Abstract 342P
Background
The impact of regular follow-up on the clinical outcome after recurrent breast cancer (rBC) is still debated. Aim of this study is to describe the modalities of detection of inoperable rBC that could serve to design prospective studies that evaluate the prognostic impact of surveillance.
Methods
We retrospectively analyzed a consecutive series of 169 pts with rBC detected between 2012-2016 at the Department of Oncology of Udine, Italy. Pts with de novo advanced BC were not eligible. Baseline features at the diagnosis of early BC (eBC) and modalities of detection of rBC were analyzed.
Results
The main disease characteristics at the diagnosis of eBC were: pT1 (46%), N+ (57%), Ki67≥14% (60%), luminal HER2-neg subgroup (63%), triple negative (TN) subgroup (17%), HER2-pos subgroup (15%). Of note, 25% received a radical resection for loco-regional recurrence. The median time to recurrence (TTR) was 66.6 months. At the diagnosis of rBC, 53% of pts had ECOG PS 0, 54% had visceral metastases, 2% with visceral crisis, and 76% had less than 3 metastatic sites involved. Among symptomatic pts (46%), 40% reported pain, 21% thoracic symptoms, 12% neurological symptoms, 8% constitutional symptoms and 19% had locoregional symptoms/signs of relapse. The majority of rBC in asymptomatic pts was detected by radiological exams (47%), followed by serum markers (34%) and other changes in blood tests (7%). Of note, 43%, 14% and 33% of rBC were intercepted by oncologist, general practitioner and other specialists, respectively. rBC diagnosis was made during a scheduled oncological follow-up visit in 30% of cases. Clinical symptoms were detected mainly in Ki67≥14% pts (OR 2.75, 95%CI 1.01-7.51, p=0.04), while biochemical alterations were mainly evident in ER-pos (OR 4.61, 95%CI 1.01-21.22, p=0.05). These finding were not confirmed in the multivariate logistic regression model. None of analyzed factors were associated with detection through radiological exams.
Conclusions
These findings provide information about the modality of detection of rBC. Albeit purely descriptive, they could be helpful in drawing prospective randomized studies to explore the prognostic impact of surveillance programmes.

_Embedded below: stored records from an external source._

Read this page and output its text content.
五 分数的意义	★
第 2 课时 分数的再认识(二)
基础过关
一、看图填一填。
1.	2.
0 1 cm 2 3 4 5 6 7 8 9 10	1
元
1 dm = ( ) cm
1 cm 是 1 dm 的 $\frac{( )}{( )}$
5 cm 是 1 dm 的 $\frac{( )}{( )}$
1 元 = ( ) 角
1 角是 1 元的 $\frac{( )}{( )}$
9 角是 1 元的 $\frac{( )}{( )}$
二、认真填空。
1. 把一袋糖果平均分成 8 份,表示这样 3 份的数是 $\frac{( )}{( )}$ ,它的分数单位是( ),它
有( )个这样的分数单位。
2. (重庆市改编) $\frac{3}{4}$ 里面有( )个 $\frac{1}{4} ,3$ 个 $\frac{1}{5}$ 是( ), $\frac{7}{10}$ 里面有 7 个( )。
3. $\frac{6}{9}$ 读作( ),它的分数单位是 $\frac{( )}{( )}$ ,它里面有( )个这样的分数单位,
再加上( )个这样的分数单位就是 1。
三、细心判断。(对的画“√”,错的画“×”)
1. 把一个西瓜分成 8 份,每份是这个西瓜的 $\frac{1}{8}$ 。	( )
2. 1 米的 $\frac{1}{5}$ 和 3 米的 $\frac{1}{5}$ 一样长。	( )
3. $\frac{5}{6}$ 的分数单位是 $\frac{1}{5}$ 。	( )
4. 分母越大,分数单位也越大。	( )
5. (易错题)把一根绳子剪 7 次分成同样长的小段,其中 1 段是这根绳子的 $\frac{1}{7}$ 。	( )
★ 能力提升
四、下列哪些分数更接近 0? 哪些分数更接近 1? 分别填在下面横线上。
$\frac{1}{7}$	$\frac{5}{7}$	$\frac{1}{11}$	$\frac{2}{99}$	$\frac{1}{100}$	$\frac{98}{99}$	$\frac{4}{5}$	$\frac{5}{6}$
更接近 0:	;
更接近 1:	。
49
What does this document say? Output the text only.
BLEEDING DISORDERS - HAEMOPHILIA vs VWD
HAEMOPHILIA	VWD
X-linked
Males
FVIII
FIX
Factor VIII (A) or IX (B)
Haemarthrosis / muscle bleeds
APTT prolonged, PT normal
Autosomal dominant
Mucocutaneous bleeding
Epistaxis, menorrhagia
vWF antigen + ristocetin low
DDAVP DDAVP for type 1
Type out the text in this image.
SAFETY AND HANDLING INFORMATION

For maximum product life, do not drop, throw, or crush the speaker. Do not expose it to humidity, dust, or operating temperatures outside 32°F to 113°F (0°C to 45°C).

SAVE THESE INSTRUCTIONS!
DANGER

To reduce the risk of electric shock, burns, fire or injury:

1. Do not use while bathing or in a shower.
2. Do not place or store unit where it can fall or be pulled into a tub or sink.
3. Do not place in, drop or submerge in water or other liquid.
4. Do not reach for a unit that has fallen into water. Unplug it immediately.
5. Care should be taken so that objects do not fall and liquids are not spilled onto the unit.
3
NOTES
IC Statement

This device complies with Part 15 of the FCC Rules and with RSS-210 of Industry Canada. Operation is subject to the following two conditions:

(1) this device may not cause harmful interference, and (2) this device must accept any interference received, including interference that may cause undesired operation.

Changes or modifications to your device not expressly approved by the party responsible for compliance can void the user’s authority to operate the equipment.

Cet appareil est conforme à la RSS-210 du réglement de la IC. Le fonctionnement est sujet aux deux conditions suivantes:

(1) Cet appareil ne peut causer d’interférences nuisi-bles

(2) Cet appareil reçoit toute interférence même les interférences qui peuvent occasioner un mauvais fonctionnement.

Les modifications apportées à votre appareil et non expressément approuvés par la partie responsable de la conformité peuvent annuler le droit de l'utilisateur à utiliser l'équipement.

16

Clinical trial identification
Editorial acknowledgement
Legal entity responsible for the study
The authors.
Funding
Has not received any funding.
Disclosure
M. Mansutti: Advisory/Consultancy: Novartis; Advisory/Consultancy: Pfizer; Advisory/Consultancy: Eli Lilly. F. Puglisi: Honoraria (self): MSD; Honoraria (self), Advisory/Consultancy, Research grant/Funding (self), Travel/Accommodation/Expenses: Roche; Honoraria (self), Advisory/Consultancy: Eli Lilly; Honoraria (self): Takeda; Honoraria (self): Pfizer; Advisory/Consultancy: Amgen; Advisory/Consultancy: Novartis; Advisory/Consultancy: Pierre; Research grant/Funding (self): AstraZeneca; Research grant/Funding (self): Eisai; Travel/Accommodation/Expenses: Celgene; Travel/Accommodation/Expenses: Servier. G. Fasola: Speaker Bureau/Expert testimony, Travel/Accommodation/Expenses: Eli Lilly S.p.A.; Speaker Bureau/Expert testimony, Travel/Accommodation/Expenses: Bristol-Myers Squibb; Travel/Accommodation/Expenses: Merck Sharp and Dohme S.p.A.; Travel/Accommodation/Expenses: Boehringer-Ingelheim S.p.A.; Speaker Bureau/Expert testimony, Travel/Accommodation/Expenses: Servier Italia S.p.A.; Speaker Bureau/Expert testimony: AstraZeneca. A.M. Minisini: Advisory/Consultancy: Novartis; Advisory/Consultancy: MSD; Advisory/Consultancy: Pierre Fabre. All other authors have declared no conflicts of interest.